How much time do you spend doing things at work that you wouldn’t want your boss to see? This works for management as well. How much time do you spend on something at work for which you would be embarrassed if your hard working employees were to witness? There are those that expect good stewardship of your time. You know who those people are and you know what time-consuming things you are involved in that would disappoint them.
It’s not that a little time for yourself can’t be healthy from time to time. However, if you really want to find a lost hour of the day, you have to start here. No one knows what this time looks like apart from you. If you are unwilling to go here, then you need to question how committed you are to finding that extra hour.
The End of the Day
If you get off work at 5:00, what time do you stop working? This is not a trick question. Remember, we are talking about saving the day by finding an extra 60 minutes. If you frequently shut down at 4:45 every day, then recovering that time gets you 25% of the way there. Now, this is more than just a motivational approach, but a scheduling one as well.
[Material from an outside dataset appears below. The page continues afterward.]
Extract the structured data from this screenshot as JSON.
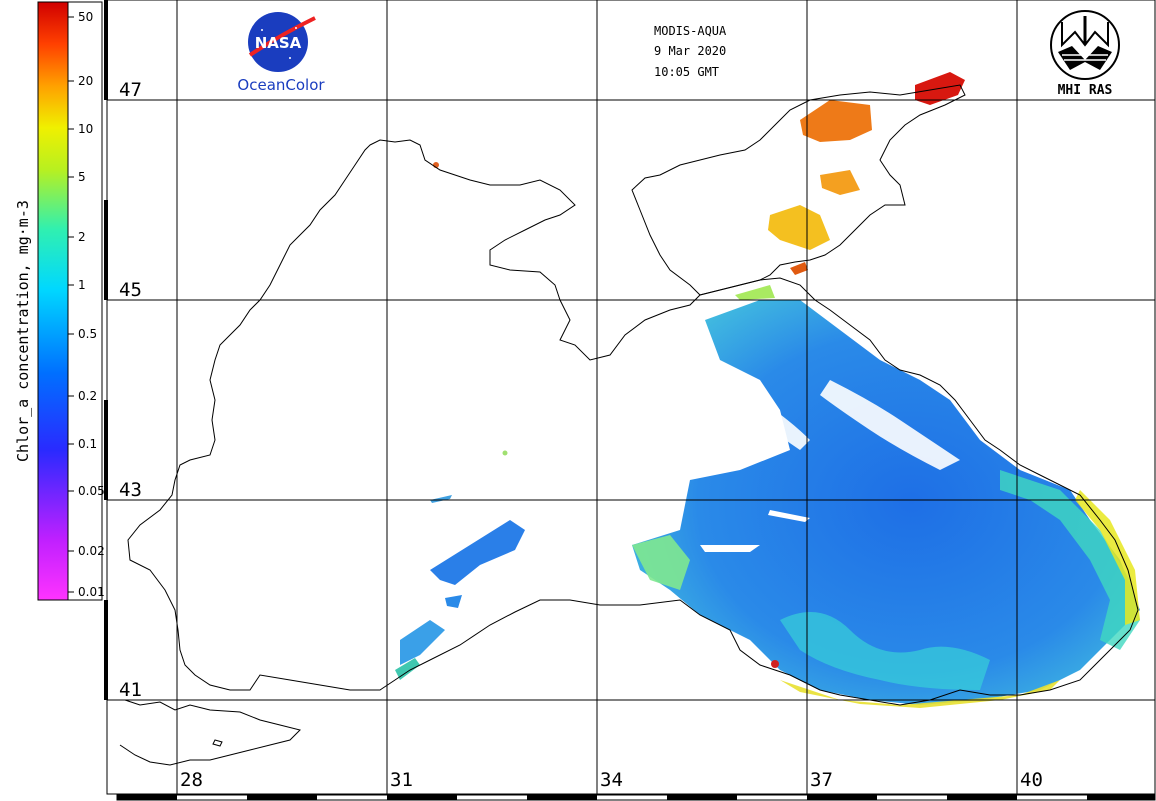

However, before you schedule, you have to be honest with yourself about when you quit working. You can’t ask your boss about it because you usually don’t tell your boss that 4:30 is when you start staring at the clock rather than working. If you know this about yourself, then it’s time to start being smart about what you schedule for the end of the day.
If you put projects that are too large to complete at the end of the day, then you need to ask yourself if it is too tempting to just wait until the next day to start. Moreover, if you put frivolous tasks without deadlines at the end of the day, the temptation might be to just put it off until tomorrow. Remember, we are seeking an extra 60 minutes, not a whole day. Consider putting easy tasks with a daily deadline as an end of the day task. This forces you to put that last hour to use, which otherwise would be unproductive.
So these are routes to discovering lost time for which self-awareness will be your guide. If you are unwilling to ask yourself the hard questions about your own work habits, then all the tips and tactics in the world will be of no use. Search yourself and these 60 minutes will be easier to find than you think.